Good Fats: Omega-3 and Omega 6

You don’t want to eat too much, but fat is not the enemy! There are such things as good fats and bad fats, and we’re here to tell you about two of the best: Omega-3 and Omega-6 fatty acids!

A diet with an appropriate amount of fat comes with a huge amount of health benefits that you won’t find in other food sources.

But Wait, Isn’t Fat Bad For Me?

That depends on the type of fat! There are four types:

Trans Fat

Considered the worst type of fat, this kind increases your risk of heart- and blood vessel-related disease.

Found in: Commercial baked goods, microwave popcorn, frozen pizza, fried foods, non-dairy creamer, and more.

Saturated Fat

Another type of unhealthy fat, it can also lead to heart- and blood vessel-related disease due to it being solid at room temperature.

Found in: Butter, fatty meats, cured meats cheese, cakes, and more.

Monounsaturated Fat

One of the good fats, it can help reduce bad cholesterol levels in your blood, leading to a lower risk of heart disease and stroke.

Found in: Olive oil, peanut oil, avocados, almonds, pecans, pumpkin seeds, and more.

Polyunsaturated Fat

The other good fat, this one also comes with the same health benefits, just to a stronger degree!

Found in: Walnuts, flax seeds, fish, canola oil, sunflower oil, corn oil, and more.

Both Omega-3 and Omega-6 are polyunsaturated fat. They are the essential fatty acids that the body needs for brain function and cell growth, but can’t make it on their own!
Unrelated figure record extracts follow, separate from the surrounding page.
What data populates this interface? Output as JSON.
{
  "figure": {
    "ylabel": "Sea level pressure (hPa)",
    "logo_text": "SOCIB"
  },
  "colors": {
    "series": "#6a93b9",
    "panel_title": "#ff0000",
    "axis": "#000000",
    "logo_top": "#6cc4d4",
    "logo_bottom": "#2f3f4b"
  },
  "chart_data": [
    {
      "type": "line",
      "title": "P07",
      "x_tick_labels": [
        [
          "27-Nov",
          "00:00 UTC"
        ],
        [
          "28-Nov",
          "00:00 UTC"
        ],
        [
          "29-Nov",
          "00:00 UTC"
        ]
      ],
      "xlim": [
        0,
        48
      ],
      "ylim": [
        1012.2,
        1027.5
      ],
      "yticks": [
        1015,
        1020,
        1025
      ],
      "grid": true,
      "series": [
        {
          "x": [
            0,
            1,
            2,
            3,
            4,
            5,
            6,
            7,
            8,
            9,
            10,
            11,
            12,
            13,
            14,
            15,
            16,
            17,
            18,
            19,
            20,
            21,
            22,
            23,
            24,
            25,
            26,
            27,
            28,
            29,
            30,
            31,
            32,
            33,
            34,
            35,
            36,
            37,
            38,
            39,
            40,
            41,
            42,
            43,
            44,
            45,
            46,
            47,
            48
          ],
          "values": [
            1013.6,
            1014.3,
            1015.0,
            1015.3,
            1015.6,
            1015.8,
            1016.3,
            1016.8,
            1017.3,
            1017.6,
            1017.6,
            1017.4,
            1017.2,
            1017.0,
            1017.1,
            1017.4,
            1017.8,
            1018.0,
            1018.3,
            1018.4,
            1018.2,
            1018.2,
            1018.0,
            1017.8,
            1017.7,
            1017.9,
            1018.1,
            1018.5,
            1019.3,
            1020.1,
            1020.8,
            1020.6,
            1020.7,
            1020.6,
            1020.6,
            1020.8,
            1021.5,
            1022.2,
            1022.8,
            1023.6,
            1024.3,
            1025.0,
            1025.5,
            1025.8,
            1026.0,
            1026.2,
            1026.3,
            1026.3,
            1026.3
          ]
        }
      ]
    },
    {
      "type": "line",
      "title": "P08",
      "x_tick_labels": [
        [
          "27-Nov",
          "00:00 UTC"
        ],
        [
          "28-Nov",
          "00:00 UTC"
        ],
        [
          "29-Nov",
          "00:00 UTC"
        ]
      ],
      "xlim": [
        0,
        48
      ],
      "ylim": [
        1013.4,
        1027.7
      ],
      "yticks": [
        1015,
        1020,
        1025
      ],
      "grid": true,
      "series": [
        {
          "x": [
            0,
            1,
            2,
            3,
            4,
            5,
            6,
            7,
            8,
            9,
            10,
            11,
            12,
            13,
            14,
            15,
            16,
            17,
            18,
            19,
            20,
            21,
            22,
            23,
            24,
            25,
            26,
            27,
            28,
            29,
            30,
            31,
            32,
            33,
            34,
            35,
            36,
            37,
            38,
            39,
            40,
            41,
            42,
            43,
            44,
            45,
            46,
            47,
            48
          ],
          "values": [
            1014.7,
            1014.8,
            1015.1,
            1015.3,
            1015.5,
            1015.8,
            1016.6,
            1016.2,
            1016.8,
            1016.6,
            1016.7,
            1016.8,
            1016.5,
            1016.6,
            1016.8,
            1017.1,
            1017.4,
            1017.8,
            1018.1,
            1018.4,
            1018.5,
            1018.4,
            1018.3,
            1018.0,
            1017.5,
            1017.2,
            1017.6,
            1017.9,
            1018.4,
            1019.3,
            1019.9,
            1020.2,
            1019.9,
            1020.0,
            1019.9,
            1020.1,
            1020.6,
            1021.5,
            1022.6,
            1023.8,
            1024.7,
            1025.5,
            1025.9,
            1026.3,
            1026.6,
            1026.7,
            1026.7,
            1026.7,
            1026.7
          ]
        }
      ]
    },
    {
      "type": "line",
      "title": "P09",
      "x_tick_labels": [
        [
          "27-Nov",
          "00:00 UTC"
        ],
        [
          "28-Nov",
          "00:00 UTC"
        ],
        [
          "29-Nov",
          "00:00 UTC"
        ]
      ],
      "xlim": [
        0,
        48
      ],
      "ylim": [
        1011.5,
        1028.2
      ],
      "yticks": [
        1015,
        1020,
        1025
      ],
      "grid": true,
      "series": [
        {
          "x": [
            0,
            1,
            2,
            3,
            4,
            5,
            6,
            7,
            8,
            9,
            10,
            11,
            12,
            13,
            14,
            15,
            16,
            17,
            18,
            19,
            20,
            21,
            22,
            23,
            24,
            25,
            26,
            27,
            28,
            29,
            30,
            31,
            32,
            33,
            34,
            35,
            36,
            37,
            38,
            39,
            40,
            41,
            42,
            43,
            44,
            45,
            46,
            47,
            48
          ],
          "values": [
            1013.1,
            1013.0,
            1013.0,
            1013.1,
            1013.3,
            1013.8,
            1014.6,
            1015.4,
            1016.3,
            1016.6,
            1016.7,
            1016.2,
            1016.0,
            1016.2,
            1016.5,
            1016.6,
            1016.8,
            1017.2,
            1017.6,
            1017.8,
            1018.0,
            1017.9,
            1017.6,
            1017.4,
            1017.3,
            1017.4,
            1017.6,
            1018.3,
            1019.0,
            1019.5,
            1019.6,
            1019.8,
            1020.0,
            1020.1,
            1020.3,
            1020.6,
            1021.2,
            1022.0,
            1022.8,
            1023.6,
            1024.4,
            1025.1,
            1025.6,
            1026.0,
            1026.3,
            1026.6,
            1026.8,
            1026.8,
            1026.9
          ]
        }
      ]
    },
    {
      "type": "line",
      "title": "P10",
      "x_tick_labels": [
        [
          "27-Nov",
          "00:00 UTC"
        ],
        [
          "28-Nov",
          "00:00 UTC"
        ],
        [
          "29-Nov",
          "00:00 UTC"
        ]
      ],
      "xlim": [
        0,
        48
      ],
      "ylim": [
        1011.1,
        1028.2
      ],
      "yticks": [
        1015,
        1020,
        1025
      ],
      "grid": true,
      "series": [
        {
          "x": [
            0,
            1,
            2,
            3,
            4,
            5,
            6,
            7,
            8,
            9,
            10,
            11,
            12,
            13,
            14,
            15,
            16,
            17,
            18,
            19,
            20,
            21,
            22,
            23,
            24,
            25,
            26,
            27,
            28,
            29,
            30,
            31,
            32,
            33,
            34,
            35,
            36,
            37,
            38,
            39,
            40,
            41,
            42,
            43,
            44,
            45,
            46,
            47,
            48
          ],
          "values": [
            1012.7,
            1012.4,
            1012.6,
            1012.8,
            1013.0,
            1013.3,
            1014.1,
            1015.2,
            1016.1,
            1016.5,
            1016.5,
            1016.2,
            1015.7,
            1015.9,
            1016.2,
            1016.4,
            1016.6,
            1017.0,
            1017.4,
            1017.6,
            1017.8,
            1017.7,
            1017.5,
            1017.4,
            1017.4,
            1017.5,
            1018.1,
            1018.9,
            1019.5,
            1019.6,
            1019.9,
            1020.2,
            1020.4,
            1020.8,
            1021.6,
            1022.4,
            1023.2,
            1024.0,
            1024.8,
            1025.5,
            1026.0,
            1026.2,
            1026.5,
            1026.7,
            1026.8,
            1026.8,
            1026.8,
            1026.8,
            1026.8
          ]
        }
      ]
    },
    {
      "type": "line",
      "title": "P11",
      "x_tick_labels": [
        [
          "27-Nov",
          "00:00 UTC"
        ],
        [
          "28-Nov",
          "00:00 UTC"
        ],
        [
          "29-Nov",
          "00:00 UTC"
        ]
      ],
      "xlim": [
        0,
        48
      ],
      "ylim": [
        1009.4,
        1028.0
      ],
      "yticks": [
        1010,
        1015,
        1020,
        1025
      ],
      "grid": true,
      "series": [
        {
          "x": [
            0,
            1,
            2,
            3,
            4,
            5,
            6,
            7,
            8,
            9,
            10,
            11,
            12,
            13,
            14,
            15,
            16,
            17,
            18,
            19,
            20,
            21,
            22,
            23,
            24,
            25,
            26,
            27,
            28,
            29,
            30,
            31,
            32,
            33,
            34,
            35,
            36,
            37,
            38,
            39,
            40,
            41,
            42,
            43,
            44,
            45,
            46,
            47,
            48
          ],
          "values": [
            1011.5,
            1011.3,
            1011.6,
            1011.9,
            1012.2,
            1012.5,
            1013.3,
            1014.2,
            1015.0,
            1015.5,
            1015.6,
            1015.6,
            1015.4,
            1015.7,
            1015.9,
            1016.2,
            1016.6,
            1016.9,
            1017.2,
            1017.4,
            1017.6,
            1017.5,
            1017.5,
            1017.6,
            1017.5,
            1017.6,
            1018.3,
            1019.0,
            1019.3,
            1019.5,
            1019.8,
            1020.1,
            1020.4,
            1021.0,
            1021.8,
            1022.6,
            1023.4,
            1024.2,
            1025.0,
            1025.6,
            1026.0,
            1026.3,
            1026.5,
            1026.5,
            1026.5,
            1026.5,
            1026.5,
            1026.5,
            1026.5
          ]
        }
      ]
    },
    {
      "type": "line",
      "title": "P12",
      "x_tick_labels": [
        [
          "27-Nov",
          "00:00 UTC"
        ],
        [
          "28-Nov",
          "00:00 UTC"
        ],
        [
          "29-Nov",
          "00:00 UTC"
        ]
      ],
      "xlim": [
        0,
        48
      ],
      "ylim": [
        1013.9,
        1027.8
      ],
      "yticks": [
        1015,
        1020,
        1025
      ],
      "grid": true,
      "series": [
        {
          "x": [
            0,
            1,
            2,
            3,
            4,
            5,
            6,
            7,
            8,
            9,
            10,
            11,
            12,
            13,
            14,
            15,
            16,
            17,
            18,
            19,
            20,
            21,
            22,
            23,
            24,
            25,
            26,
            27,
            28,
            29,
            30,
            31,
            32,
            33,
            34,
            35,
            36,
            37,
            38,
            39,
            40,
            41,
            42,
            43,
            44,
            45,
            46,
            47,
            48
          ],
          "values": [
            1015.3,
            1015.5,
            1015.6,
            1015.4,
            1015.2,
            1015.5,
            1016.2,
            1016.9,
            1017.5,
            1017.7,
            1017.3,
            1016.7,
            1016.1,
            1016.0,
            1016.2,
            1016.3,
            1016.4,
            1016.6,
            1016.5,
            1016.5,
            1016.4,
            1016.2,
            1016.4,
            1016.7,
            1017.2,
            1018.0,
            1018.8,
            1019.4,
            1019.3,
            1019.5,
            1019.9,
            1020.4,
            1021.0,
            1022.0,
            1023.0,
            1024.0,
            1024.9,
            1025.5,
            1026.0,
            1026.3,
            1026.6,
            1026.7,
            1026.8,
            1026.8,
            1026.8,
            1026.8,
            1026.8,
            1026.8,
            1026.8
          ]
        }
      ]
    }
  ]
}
That means you need to get them from the food you eat.

Some benefits include:

Omega-3

  • Reduce triglycerides, which is a type of fat in your blood
  • Reduces the chance of developing an arrhythmia (an irregular heartbeat)
  • Reduces the buildup of cholesterol in your arteries
  • Slightly lower your blood pressure

Omega-6

  • Control blood sugar
  • Reduce risk of diabetes
  • Lower your blood pressure

How Much A Day?

About 25% to 30% of your daily calorie intake can be fat (should not be any higher) and only 10% of that should come from saturated fat in things like red meat, butter, and cheese. So, that leaves around 15% to 20% left for the other fats including Omega-3 and Omega-6 fatty acids.

This means eating more fish, sprinkling flax seeds on your meal, eating some healthier nuts instead of that bag of chips, and so on.

As a final note, most food has a combination of all types of fats. So, if your plan is to avoid the bad fats altogether, you really can’t. However, a small amount of bad fats isn’t the end of the world and as long as you’re making smart choices and maximizing the good fats, you’ll be on your way to a healthier lifestyle!